Many prominent South Africans studied at Sussex, some served in Mandela’s first democratically elected government: Essop and Aziz Pahad, Rob Davies, Albie Sachs. More recently Sussex alumni have contributed to nation building and global endeavours: Her Excellency Robina Marks is the South African High Commissioner to Benin, and Fumani Mthembi is a Managing Director at Pele Group.

Sasha Roseneil

Sasha Roseneil, Vice-Chancellor and President of the University of Sussex. (Photo: University of Sussex)

What inspires me as Vice-Chancellor is to hear alumni say that Sussex not only gave them the knowledge to identify solutions to the world’s challenges, but also the skills and confidence to take action and change the world for the better. It is my profound belief that Sussex benefited enormously from hosting so many South African students and academics. Their experiences, their research and studies undoubtedly made us a richer university.

In more recent times, Sussex and South Africa have started to explore how a future collaboration could build on these historic ties. Last year, a delegation met with The Dr Blade Nzimande, Minister for Higher Education, Science and Technology, on his official visit to the UK; and earlier this year, we welcomed to our campus Professor Sibongile Muthwa with a delegation from Nelson Mandela University.

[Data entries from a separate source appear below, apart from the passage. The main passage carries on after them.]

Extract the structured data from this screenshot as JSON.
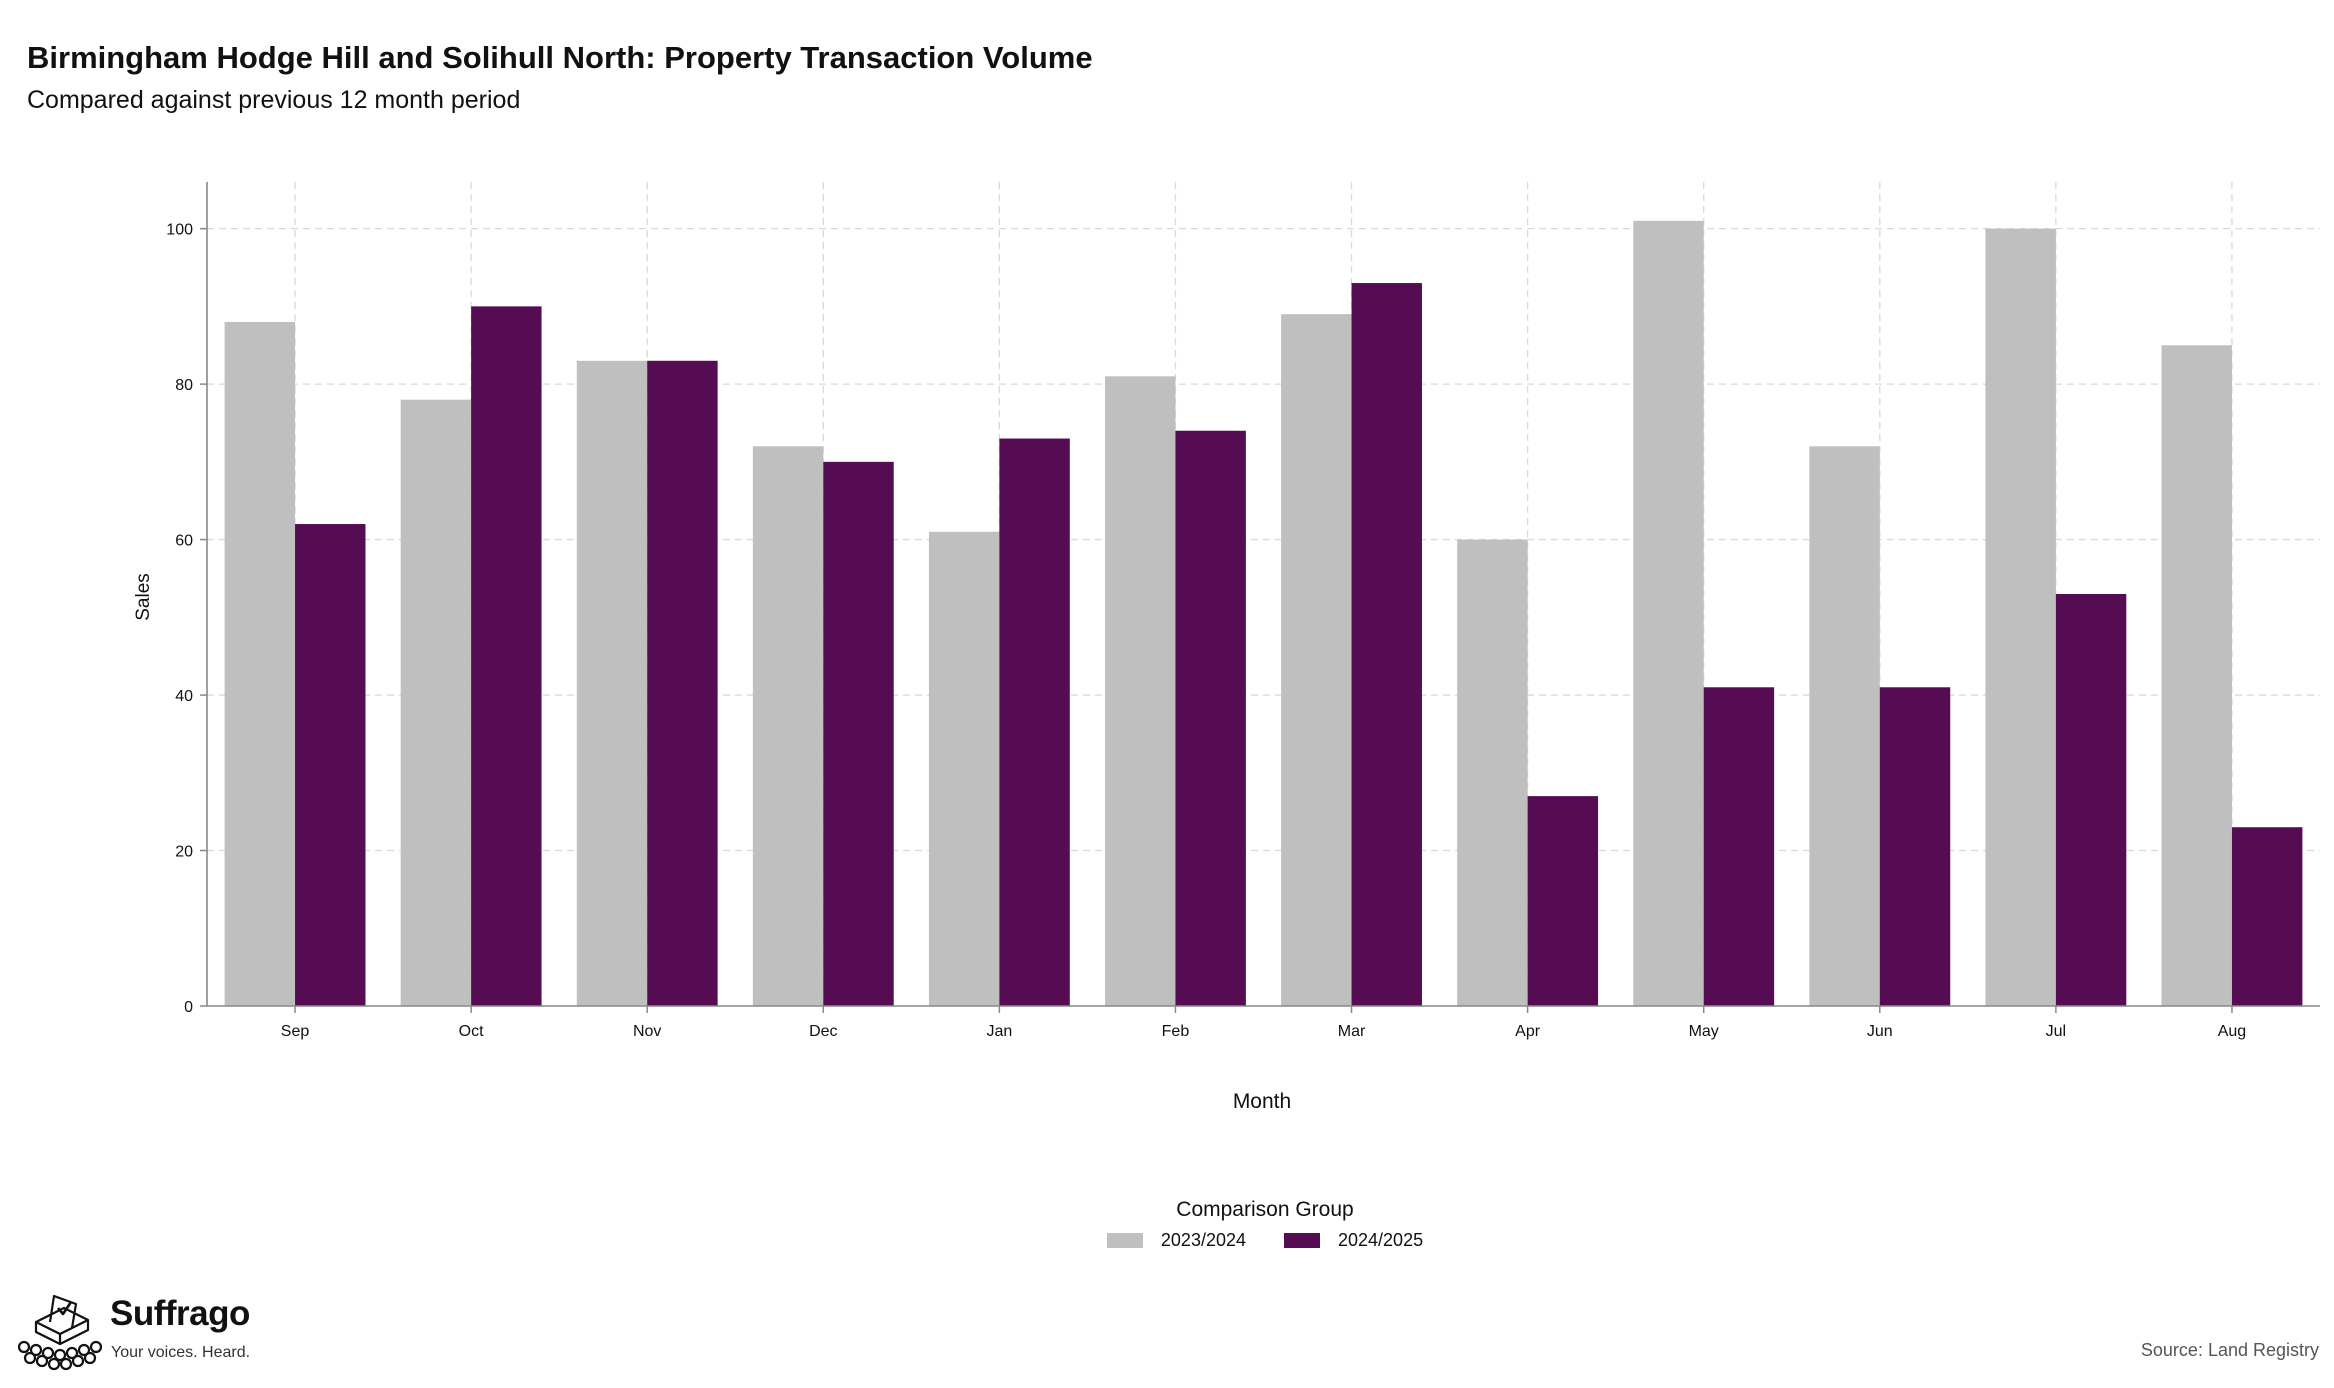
{
  "header": {
    "title": "Birmingham Hodge Hill and Solihull North: Property Transaction Volume",
    "subtitle": "Compared against previous 12 month period"
  },
  "legend": {
    "title": "Comparison Group"
  },
  "brand": {
    "name": "Suffrago",
    "tagline": "Your voices. Heard.",
    "logo_icon": "ballot-box-with-crowd-icon"
  },
  "footer": {
    "source": "Source: Land Registry"
  },
  "chart_data": {
    "type": "bar",
    "title": "Birmingham Hodge Hill and Solihull North: Property Transaction Volume",
    "subtitle": "Compared against previous 12 month period",
    "xlabel": "Month",
    "ylabel": "Sales",
    "ylim": [
      0,
      106
    ],
    "yticks": [
      0,
      20,
      40,
      60,
      80,
      100
    ],
    "grid": true,
    "legend_position": "bottom",
    "categories": [
      "Sep",
      "Oct",
      "Nov",
      "Dec",
      "Jan",
      "Feb",
      "Mar",
      "Apr",
      "May",
      "Jun",
      "Jul",
      "Aug"
    ],
    "series": [
      {
        "name": "2023/2024",
        "color": "#bfbfbf",
        "values": [
          88,
          78,
          83,
          72,
          61,
          81,
          89,
          60,
          101,
          72,
          100,
          85
        ]
      },
      {
        "name": "2024/2025",
        "color": "#550c52",
        "values": [
          62,
          90,
          83,
          70,
          73,
          74,
          93,
          27,
          41,
          41,
          53,
          23
        ]
      }
    ]
  }
}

On both occasions, we discussed the potential for greater collaboration.

The University of Sussex opened in 1961, the first of the postwar Universities in the UK. From the start, Sussex was a pioneer in interdisciplinary studies, radically rethinking the traditional structures of knowledge within universities, and the university developed a distinctive identity as a place for critical thinking and scientific and creative innovation.

Sussex was at the forefront of developments in computer science, breaking new ground in artificial intelligence, and the first transatlantic email was sent from the University of Sussex to the United States in 1973.

Today, the research being undertaken at Sussex continues to cut across boundaries to seek solutions that will benefit humankind, from climate change to energy policy, from precision agriculture to the future of work. We believe our research must have an impact in bringing about positive changes for communities and the world in which they live.

Exemplifying our profound internationalism and commitment to global social justice, for seven years running, we have been ranked No 1 in the world in the QS rankings for Development Studies. At the same time, our teaching is focused on delivering courses to address the grand challenges of our time, with Masters degrees in Energy and Climate Policy, Science and Technology Policy, and Innovation and Entrepreneurship. We want to equip students with the skills, knowledge and confidence to bring about deep-rooted and positive change in their communities.

Sussex’s historic relationship with South Africa provides evidence that universities can harness education and research, civic and global engagement to bring about positive change. In an intensely interconnected world that urgently needs new ways of thinking and bold interventions, universities must find ways to engage more with their civic and global communities.

International collaborations are critical to our shared endeavours too: it is through the sharing of knowledge, skills and resources that we can collectively take action to help change our world for the better. The University of Sussex understands this dynamic perhaps more than most through its longstanding relationship with South Africa. DM

Professor Sasha Roseneil is Vice-Chancellor and President of the University of Sussex.